The research based on the experiences of 80 children in the criminal justice system found that only one child had no recorded abuse or adverse childhood effects.

It highlights:

- Nine in 10 children are known or suspected to have been abused

- Eight in 10 children are known or suspected to have a health issue

- Eight in 10 were excluded from school or attended multiple secondary schools

- Seven in 10 are known or suspected to have experienced domestic abuse during childhood

- Seven in 10 children are known or suspected to be a victim of violence

- Seven in 10 children lived in poverty.

“The report indicates that exposure to abuse as a child may re-calibrate the emotional response system leaving latent vulnerability to aggressive behaviour, psychiatric disorder and poor outcomes across the life-course,” said the report.

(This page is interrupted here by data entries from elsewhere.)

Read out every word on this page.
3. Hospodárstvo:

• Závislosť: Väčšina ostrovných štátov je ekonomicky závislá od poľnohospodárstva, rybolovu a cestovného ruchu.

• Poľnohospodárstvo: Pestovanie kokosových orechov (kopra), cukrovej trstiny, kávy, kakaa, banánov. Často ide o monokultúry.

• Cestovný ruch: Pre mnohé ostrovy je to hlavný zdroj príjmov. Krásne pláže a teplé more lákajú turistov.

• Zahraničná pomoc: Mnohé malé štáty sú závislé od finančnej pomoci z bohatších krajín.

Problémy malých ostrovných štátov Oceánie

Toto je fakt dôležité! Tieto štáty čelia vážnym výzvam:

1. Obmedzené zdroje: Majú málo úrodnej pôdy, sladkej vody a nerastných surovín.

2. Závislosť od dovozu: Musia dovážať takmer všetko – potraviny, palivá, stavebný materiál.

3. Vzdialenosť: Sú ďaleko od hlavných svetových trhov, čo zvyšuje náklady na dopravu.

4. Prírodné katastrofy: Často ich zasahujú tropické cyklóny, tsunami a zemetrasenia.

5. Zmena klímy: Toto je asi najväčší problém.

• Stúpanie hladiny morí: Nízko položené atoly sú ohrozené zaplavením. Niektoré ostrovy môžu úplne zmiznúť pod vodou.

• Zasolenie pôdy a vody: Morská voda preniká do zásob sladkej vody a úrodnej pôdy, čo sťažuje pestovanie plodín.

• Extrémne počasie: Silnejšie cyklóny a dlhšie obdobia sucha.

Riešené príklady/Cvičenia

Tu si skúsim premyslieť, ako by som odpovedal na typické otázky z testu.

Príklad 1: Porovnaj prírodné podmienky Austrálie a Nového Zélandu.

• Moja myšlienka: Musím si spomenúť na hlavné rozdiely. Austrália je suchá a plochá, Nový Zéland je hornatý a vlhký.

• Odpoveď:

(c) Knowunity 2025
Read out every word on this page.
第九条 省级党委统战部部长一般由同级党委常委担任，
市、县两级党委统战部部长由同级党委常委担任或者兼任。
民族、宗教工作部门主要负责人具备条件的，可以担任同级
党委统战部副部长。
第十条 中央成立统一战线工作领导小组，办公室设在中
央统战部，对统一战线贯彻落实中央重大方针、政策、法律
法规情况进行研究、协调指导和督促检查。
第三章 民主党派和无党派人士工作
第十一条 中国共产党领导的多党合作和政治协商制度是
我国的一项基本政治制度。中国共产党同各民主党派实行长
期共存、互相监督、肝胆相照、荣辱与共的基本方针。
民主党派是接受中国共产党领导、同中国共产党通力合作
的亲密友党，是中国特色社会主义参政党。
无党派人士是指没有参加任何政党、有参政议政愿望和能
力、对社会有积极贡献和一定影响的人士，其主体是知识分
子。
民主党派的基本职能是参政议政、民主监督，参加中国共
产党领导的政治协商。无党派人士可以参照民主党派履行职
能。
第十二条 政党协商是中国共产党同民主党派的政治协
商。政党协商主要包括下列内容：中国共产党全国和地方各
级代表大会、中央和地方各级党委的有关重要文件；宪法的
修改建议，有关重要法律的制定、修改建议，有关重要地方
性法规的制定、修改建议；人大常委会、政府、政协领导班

The report makes a number of recommendations:

- Targeted resources for families at the highest risk of social exclusion – including, training and employment as well as supporting access to opportunities.

- Schools should be supported and incentivised to work to eliminate school exclusions. If exclusion occurs those children must receive an effective service to ensure that they continue to be positively engaged in full time education provision that meets their needs.

- Primary health and social care services need to help parents further develop their skills to nurture children and develop positive patterns of attachment.

- Early infancy is the most critical period in terms of the development of positive patterns of attachment between children and their carers. West Midland health services should review the extent to which primary health services, including health visitors consider attachment in child assessments.

- Reduce prosecutions of vulnerable children in public care. This will involve working closely with the Crown Prosecution Service to explore new ways of doing things.

- Play a key role in the process of devolution of powers and financial resources that relate to youth justice from central government.

a) Work with partners to re-imagine youth justice in the West Midland that takes full account of abuse and loss.

b) Undertake or commission a regional review of Youth Offending Team function and resourcing.

c) Monitor the effectiveness of youth justice reforms and to champion the needs of children who are at risk of criminalisation.

West Midlands Police and Crime Commissioner David Jamieson said: “This is a harrowing report that lays bare some of the awful circumstances some young people find themselves in through no fault of their own.

“As Police and Crime Commissioner I am committed to improving the opportunities that young people have to ensure that they lead fulfilling lives away from crime. This report offers a number of recommendations and I am committed to working with partners to implement them.

“This report shows that much more needs to be done to protect the most vulnerable young people in our society and more needs to be invested to support children and their families who are at risk.

“Collectively we are failing some of our most vulnerable young people and we are all paying the price later on. This report needs to be a catalyst for change,” Mr Jamieson concluded.